Le conflit a provoqué le déplacement de millions de personnes. L'accord comprend des dispositions relatives au retour en toute sécurité des réfugiés et des personnes déplacées à l'intérieur du pays, ainsi que des garanties en matière d'accès humanitaire. Les deux gouvernements se sont engagés à travailler avec les Nations unies et les agences d'aide pour soutenir les communautés touchées.
Les parties ont accepté de coopérer avec la Mission de maintien de la paix des Nations unies au Congo (Monusco), en reconnaissant son rôle dans la protection des civils. L'accord a également créé un comité de surveillance conjoint, auquel participent les États-Unis, l'Union africaine et le Qatar, afin de contrôler la mise en œuvre de l'accord et d'assurer la médiation en cas de litige.
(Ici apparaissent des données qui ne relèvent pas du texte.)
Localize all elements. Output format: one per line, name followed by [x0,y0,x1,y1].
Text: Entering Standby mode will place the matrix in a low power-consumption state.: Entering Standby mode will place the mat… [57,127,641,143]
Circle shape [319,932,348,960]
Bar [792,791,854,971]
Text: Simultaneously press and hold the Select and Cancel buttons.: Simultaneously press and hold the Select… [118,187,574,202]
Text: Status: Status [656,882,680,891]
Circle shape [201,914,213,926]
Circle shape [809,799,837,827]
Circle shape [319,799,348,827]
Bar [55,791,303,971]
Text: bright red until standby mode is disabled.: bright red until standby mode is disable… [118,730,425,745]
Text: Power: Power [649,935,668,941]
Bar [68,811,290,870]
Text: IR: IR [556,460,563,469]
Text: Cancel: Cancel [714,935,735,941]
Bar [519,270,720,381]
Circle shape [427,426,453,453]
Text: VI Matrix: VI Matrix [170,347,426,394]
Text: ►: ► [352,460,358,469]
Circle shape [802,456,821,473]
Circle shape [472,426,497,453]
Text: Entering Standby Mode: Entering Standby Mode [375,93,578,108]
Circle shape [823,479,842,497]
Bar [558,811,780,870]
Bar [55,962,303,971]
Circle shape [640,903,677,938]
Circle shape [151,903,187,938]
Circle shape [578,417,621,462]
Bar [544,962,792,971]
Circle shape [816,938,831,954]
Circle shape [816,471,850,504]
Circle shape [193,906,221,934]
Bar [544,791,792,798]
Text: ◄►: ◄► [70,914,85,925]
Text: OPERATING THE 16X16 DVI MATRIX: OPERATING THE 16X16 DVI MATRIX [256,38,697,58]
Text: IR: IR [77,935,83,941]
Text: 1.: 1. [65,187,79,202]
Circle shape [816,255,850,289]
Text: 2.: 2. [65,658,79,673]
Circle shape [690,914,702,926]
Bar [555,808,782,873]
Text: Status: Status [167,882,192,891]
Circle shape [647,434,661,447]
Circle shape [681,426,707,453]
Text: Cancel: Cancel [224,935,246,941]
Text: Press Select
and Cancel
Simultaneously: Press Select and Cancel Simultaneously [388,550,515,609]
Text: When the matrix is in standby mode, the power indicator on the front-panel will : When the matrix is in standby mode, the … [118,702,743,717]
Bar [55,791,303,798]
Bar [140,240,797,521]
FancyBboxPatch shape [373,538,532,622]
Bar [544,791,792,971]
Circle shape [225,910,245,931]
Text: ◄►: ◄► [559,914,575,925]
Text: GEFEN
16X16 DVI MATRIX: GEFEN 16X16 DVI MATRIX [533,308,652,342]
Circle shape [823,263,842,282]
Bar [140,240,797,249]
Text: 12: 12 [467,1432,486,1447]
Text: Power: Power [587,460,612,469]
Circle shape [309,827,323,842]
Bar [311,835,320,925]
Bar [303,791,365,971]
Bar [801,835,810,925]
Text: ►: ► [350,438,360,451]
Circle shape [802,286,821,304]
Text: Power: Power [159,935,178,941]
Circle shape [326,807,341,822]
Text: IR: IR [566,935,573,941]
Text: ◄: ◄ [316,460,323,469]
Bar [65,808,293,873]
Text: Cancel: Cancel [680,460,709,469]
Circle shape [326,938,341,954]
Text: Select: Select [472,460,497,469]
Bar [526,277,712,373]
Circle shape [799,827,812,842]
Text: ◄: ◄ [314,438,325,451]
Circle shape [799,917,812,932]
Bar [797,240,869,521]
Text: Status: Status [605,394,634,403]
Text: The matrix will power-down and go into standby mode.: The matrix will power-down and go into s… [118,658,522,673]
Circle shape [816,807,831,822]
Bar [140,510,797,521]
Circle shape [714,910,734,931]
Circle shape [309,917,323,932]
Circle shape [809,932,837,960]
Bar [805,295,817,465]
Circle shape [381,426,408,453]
Au-delà de la sécurité, l'accord établit un programme tourné vers l'avenir. Dans les trois mois à venir, la RDC et le Rwanda lanceront un cadre d'intégration économique régionale visant à stimuler le commerce transfrontalier, à formaliser les chaînes d'approvisionnement en minerais et à développer des projets économiques communs. Cette initiative devrait impliquer des investisseurs américains ainsi que des organisations régionales africaines telles que la Zone de libre-échange continentale africaine, la Communauté de l'Afrique de l'Est, le Marché commun de l'Afrique orientale et australe et la Conférence internationale sur la région des Grands Lacs.
La paix dans cette région a été difficile à instaurer, les accords précédents ayant été entravés par la méfiance et la persistance des conflits armés. La mise en œuvre de cet accord dépend de tâches complexes et politiquement sensibles. Les résultats dépendent largement de l'engagement des deux pays et de leurs partenaires régionaux et internationaux.